A desigualdade surgiu de uma história e afetou a estrutura das sociedades latino-americas. O processo de colonização que tivemos no Brasil faz parte do processo da situação que o país se encontra, onde a colonização buscava apenas explorar as riquezas naturais, deixando a pobreza e a desigualdade se sobresaírem. Contudo, só depois das duas Guerras Mundiais e a Revolução Russa cientistas decidiram estudar sobre o assunto, que antes não era vista com a devida importância que deveria.
Antes de 2002, o Brasil tinha um governo com uma lógica de um processso neoliberal extremo, pautado na lógica das privatizações. O Brasil, que é um dos maiores produtores de aliementos, esteve no mapa da fome por anos. O FAO aponta que 2,5% da população passou fome em 2017, fato que era escondido pelos governantes.
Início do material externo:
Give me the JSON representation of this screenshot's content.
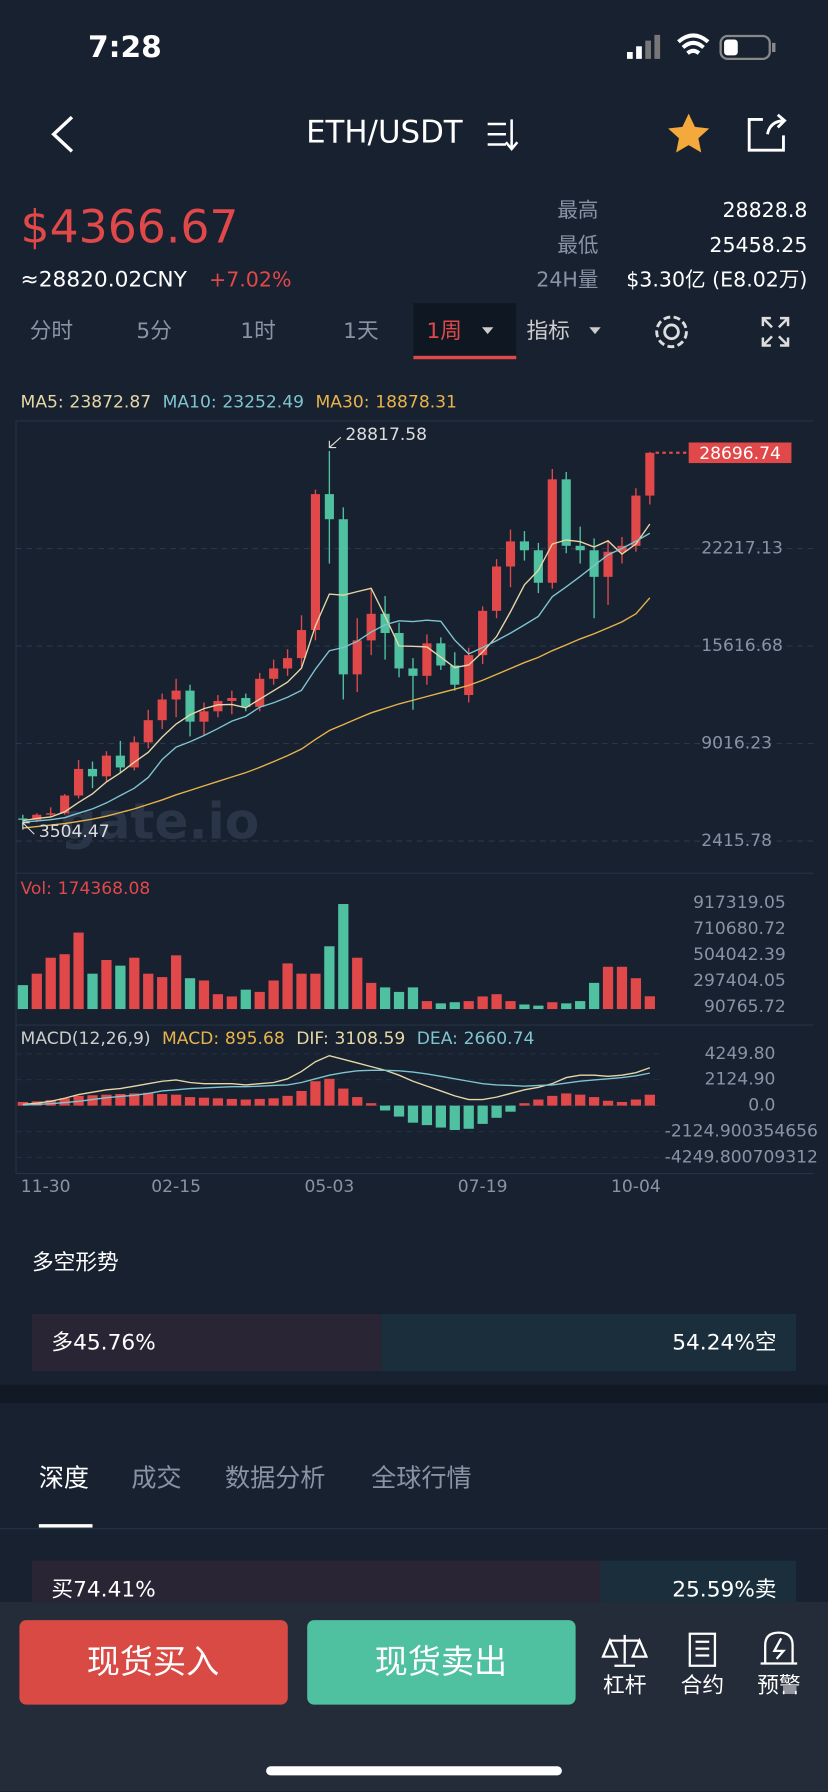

Caracterizada pela pobreza, a desigualdade social vem assolando grande parte da família brasileira devido à um grande desequilíbrio econômico no país, que pode ser estimado em quase duzentos anos. Além disso, estamos enfrentando uma pandemia mundial, onde a população mais pobre é a mais prejudicada. Grande parte vive em situações mais precárias, sofrem com a falta de serviço básico, sem os direitos dos trabalhadores, e agora, o desemprego.
Fica evidente, portanto, que a fome e a desigualdade social é um problema de saúde pública, econômico e social. O Poder Público deve renovar a Bolsa Família e a Fome Zero para mais oportunidades, onde milhões de pessoas vivem na margem da extrema pobreza sem acesso a uma alimentação básica.